Metaclustering is based on the hypothesis that, as each clustering algorithm embodies a different prism by which it sees the data, running an infinite amount of algorithms would result in the emergence of the “true” clusters. As the number of algorithms and parameters is finite, the probabilistic perspective is a useful proxy.
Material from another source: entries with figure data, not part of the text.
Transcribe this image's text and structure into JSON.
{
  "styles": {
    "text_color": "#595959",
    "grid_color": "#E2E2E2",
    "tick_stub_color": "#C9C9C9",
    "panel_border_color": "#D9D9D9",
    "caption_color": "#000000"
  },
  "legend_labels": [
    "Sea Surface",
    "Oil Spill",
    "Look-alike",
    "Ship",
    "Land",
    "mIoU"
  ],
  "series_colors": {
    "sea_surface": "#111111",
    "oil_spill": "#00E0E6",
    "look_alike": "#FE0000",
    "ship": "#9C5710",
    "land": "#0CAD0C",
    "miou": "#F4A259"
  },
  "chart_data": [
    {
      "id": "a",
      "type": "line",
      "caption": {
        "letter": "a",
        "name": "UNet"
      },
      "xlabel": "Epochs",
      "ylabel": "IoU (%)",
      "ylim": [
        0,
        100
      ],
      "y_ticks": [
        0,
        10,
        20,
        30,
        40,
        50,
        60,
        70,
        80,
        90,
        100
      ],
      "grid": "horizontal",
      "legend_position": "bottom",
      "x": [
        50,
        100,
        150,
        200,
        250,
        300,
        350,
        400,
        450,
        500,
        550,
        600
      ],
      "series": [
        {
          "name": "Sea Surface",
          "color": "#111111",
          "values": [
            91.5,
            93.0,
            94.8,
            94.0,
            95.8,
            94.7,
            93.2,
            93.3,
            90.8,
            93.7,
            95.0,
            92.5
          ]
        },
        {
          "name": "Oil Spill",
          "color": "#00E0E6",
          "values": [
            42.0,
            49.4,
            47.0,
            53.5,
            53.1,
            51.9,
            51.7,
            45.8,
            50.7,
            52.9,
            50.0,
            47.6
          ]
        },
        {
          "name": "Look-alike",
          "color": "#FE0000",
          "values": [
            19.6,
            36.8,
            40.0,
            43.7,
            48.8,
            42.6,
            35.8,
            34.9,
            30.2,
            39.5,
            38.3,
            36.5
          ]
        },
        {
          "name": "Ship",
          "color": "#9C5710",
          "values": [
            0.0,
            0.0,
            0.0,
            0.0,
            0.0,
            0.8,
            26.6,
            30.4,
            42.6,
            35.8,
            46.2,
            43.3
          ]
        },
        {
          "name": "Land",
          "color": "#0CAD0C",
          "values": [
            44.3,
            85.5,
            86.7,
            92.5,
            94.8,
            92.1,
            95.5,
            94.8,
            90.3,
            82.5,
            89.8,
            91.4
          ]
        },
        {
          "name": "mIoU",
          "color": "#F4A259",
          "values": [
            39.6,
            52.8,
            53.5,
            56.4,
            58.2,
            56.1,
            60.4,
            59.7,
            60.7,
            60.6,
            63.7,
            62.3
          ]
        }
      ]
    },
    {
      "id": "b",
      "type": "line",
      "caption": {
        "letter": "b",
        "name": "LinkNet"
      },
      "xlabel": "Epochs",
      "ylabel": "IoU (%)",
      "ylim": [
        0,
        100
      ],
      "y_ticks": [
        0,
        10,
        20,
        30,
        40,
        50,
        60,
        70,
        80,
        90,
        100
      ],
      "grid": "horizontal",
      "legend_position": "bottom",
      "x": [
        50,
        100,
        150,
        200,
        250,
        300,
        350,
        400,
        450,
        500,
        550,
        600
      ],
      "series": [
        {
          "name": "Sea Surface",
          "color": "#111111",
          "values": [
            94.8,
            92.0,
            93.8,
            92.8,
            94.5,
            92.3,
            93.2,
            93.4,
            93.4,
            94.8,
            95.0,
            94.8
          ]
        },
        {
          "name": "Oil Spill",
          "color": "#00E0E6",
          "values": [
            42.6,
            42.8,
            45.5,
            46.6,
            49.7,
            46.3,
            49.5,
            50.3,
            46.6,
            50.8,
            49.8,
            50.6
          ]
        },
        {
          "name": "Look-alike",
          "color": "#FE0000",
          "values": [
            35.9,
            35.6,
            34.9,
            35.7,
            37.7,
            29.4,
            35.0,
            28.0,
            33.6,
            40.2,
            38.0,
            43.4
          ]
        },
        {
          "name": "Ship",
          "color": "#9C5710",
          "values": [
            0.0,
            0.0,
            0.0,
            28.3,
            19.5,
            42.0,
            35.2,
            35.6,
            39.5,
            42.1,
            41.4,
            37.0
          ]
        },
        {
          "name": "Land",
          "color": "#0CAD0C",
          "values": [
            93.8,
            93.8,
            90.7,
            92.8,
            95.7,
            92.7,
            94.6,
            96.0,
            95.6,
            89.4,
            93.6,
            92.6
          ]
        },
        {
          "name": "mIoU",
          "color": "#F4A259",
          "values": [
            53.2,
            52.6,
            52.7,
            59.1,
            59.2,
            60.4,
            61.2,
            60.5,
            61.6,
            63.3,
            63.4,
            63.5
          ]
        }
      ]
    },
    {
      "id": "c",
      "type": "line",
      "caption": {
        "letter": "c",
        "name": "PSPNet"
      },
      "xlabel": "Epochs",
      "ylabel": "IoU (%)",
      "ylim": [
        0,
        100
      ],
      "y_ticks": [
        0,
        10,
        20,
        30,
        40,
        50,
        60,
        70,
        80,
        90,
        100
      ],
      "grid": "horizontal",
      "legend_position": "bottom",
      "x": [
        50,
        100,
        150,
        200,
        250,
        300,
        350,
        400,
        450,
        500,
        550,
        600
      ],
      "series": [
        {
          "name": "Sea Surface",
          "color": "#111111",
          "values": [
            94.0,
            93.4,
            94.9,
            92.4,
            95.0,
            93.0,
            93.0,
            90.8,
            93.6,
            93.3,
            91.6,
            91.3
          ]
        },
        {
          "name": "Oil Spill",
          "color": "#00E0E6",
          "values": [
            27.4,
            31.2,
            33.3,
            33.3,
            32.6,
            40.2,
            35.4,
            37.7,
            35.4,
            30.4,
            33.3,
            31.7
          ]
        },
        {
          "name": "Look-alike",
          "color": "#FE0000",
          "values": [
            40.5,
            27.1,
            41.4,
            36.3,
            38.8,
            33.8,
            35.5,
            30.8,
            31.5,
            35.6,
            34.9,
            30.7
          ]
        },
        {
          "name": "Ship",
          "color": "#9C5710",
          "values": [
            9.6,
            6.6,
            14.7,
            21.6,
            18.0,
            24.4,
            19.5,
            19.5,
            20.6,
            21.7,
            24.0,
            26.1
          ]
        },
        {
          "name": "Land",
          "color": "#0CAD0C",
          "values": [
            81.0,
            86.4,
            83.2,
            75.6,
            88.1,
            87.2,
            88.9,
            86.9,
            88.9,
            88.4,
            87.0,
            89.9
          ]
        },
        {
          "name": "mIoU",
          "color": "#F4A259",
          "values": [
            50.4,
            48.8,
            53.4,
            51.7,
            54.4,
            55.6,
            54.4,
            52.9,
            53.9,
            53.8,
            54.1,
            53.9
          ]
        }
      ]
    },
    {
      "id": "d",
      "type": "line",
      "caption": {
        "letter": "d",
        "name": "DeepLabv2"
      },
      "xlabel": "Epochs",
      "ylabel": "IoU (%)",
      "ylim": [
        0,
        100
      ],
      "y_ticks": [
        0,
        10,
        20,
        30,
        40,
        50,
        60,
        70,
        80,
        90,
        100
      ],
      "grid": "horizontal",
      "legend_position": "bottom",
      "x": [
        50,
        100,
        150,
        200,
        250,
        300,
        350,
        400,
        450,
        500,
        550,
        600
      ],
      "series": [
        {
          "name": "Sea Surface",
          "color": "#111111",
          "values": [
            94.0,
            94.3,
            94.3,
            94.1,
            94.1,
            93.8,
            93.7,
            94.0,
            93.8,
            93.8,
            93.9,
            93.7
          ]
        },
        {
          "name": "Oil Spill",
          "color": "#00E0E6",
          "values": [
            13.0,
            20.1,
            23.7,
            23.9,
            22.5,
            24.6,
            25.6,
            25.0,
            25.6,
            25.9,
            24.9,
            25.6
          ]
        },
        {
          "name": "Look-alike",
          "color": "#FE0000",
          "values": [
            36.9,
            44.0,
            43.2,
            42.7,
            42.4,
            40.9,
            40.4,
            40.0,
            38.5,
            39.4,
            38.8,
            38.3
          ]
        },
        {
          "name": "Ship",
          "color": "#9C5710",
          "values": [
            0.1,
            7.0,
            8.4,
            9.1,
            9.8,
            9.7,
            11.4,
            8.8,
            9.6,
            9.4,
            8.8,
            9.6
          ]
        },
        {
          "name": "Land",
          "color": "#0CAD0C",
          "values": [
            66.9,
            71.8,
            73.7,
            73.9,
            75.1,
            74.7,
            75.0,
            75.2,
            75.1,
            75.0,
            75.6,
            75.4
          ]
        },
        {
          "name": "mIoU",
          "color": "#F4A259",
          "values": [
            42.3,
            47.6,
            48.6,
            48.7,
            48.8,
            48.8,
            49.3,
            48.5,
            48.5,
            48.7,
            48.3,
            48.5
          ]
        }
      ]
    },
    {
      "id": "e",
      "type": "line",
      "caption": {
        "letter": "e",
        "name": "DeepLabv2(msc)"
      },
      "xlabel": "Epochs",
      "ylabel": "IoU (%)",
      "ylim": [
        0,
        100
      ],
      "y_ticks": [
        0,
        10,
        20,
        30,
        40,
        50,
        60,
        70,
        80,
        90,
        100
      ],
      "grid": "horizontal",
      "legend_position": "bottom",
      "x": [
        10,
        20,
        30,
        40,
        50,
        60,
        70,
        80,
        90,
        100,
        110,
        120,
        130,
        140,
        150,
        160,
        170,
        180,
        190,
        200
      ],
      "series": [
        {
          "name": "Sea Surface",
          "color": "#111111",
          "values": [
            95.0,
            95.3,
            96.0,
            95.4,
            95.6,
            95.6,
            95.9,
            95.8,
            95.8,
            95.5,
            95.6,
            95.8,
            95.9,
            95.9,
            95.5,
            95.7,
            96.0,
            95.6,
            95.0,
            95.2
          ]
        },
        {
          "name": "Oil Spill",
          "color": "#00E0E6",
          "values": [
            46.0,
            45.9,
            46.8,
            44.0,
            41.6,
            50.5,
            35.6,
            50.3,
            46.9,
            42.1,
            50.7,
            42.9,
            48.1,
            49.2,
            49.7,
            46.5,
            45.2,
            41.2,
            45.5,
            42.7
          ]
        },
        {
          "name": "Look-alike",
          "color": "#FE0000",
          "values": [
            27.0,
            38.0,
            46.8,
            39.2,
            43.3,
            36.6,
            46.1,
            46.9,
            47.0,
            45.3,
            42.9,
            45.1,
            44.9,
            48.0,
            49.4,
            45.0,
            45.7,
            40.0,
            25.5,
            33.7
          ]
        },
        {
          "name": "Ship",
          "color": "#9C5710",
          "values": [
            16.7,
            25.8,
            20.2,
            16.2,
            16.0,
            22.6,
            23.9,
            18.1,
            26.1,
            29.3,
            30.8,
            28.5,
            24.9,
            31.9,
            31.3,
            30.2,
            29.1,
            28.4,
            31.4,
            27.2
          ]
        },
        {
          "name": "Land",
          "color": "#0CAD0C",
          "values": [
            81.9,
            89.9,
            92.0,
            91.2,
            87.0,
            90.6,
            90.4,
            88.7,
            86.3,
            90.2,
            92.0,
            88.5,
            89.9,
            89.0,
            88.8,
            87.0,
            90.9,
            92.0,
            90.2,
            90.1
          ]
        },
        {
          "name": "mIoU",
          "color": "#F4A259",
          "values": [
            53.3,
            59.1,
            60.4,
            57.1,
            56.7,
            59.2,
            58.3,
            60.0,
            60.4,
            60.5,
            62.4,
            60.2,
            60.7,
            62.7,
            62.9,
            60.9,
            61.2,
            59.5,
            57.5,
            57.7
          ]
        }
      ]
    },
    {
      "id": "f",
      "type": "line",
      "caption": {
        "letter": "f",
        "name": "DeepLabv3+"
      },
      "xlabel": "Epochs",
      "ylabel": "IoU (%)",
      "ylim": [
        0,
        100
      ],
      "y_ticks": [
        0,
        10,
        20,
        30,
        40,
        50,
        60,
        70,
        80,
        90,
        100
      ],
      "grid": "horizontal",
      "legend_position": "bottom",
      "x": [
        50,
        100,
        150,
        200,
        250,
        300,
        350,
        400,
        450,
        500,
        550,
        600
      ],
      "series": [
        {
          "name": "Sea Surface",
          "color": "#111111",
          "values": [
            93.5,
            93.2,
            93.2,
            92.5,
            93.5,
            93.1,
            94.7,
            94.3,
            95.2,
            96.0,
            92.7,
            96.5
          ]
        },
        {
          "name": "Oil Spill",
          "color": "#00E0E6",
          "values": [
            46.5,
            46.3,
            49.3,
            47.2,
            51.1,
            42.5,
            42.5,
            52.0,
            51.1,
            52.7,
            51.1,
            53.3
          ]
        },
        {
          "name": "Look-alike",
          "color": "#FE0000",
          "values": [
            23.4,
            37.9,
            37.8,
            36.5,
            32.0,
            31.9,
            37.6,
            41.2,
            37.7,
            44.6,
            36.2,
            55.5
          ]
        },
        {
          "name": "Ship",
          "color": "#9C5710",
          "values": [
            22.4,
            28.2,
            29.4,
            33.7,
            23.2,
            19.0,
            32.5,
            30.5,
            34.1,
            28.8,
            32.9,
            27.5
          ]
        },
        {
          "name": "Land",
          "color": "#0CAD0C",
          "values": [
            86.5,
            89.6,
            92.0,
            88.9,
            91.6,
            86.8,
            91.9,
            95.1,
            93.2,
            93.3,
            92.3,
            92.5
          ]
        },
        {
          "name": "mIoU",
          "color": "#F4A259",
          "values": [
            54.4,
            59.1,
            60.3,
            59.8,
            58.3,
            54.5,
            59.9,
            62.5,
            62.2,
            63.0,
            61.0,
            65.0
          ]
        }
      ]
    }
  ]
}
This method is interesting where there is no obvious reasons to prefer one over another clustering method, as well as to investigate how robust some clusters are under different algorithms.

```
list_of_results <- list(
rez_kmeans, rez_hclust, rez_hkmeans, rez_pam,
rez_hclust2, rez_dbscan, rez_hdbscan, rez_mixture
)
probability_matrix <- cluster_meta(list_of_results)
# Plot the matrix as a reordered heatmap
heatmap(probability_matrix,
scale = "none",
col = grDevices::hcl.colors(256, palette = "inferno")
)
```

The dendrogram (which is a **hierarchical clustering of the
clustering solution**, hence the name of
**meta**clustering), as well as the heatmap (in which the
darker squares represent a higher probability of belonging to the same
cluster) shows that there is one metacluster consisting of the 1-50
first rows (bottom left), and then the rest of the observations are
closer to one another. However, two subclusters are still visible,
corresponding to the “true” species.

The metaclustering approach confirms our initial hypothesis, *the
setosa species stands out quite clearly, and the
separation between the two other species is less clear cut*.